Overview of Apache Kafka Connect
In Apache Kafka architecture, Kafka Connect is an integration toolkit for streaming data between Kafka brokers and other systems using Connector plugins. Kafka Connect provides a framework for integrating Kafka with an external data source or target, such as a database, for import or export of data using connectors.
Connectors are plugins that provide the connection configuration needed. There are 2 type of connectors:
- A source connector pushes external data into Kafka
- A sink connector extracts data out of Kafka
Apache Kafka Connect on OpenShift
Red Hat commercial version of Apache Kafka is Red Hat AMQ Streams (AMQ Streams for OpenShift is based on Strimzi). The same architecture of Apache Kafka Connect is provided out of box in Red Hat AMQ Streams.
There are 2 part of procedure in order to deploy Kafka Connect to OpenShift.
- Firstly, you need to decide which type of connector is required and create the necessary container image with the connector for your Kafka Connect.
- Secondly, you need to configure Kafka Connect with the required bootstrap and topic information. You can refer to the Kafka Connect configuration information here.
Creating MongoDB Kafka Connect Container Image
There are 2 ways to create the Kafka Connect container image
- A Kafka container image on Red Hat Container Catalog as a base image
- OpenShift builds and the Source-to-Image (S2I) framework to create new container images
In this tutorial, I am going to focus on how to create a MongoDB source connector using the first approach by building the container image using the Red Hat base image.

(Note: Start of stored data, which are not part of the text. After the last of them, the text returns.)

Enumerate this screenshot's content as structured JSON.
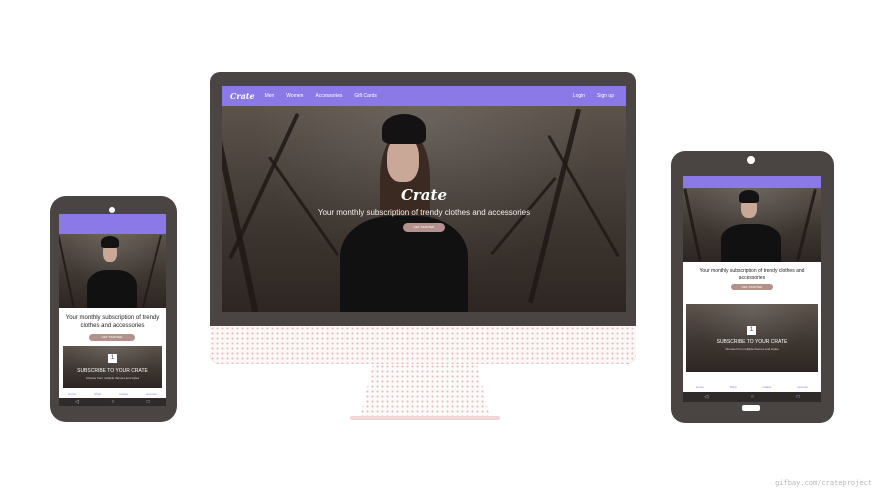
{
  "brand": "Crate",
  "tagline": "Your monthly subscription of trendy clothes and accessories",
  "cta_label": "GET STARTED",
  "desktop_nav": {
    "links": [
      "Men",
      "Women",
      "Accessories",
      "Gift Cards"
    ],
    "right_links": [
      "Login",
      "Sign up"
    ]
  },
  "step": {
    "number": "1",
    "title": "SUBSCRIBE TO YOUR CRATE",
    "subtitle": "Choose from multiple themes and styles"
  },
  "mobile_tabs": [
    "Home",
    "Shop",
    "Crates",
    "Account"
  ],
  "watermark": "gifbay.com/crateproject",
  "colors": {
    "accent": "#8c79e8",
    "device_frame": "#4a4543",
    "button": "#b3918c"
  }
}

Please note that this is part of the extension details of the earlier article that I had published — Implement Event Based Microservices Application with Apache Kafka on OpenShift.
Create a directory on your local system. For this example we named the directory as MongoDBConnector. Create another directory named mongo-plugin.
Download the MongoDB connector library from the MongoDB website. Extract the downloaded file and you will have the following file contents. Copy the mongo-kaka-1.1.0-all.jar into the mongo-plugin directory.
Create a Dockerfile with the following content in the MongoDBConnector directory.
FROM registry.redhat.io/amq7/amq-streams-kafka-24-rhel7 USER root:root COPY ./mongo-plugins/ /opt/kafka/plugins/ USER kafka:kafka
You may find the detail of this specific base image from Red Hat Container Catalog at this location. Please refer to this page for how to get the base image. You need to have a valid account to authenticate to the Red Hat container registry.
The following shows the completed MongoDBConnector directory content.
In the same MongoDBConnector directory, run the following command to build the container image using Docker engine.
docker build --tag amq-streams-kafka-connect-24:latest .
The following is the output of the docker build
Sending build context to Docker daemon 4.238MB Step 1/4 : FROM registry.redhat.io/amq7/amq-streams-kafka-24-rhel7 ---> 166f74d8a6af Step 2/4 : USER root:root ---> Running in 8cded2889470 Removing intermediate container 8cded2889470 ---> aaa8079ea901 Step 3/4 : COPY ./mongo-plugins/ /opt/kafka/plugins/ ---> 25c094e19fed Step 4/4 : USER kafka:kafka ---> Running in 5c9b7076b604 Removing intermediate container 5c9b7076b604 ---> 987f65ecc3fa Successfully built 987f65ecc3fa Successfully tagged amq-streams-kafka-connect-24:latest
Creating your own version of container image for Kafka Connect for OpenShift is pretty straightforward with simple few steps. The only hassle is to look for the right connector plugin for your use case, which you basically just need to head to the respective product vendor website to look for it.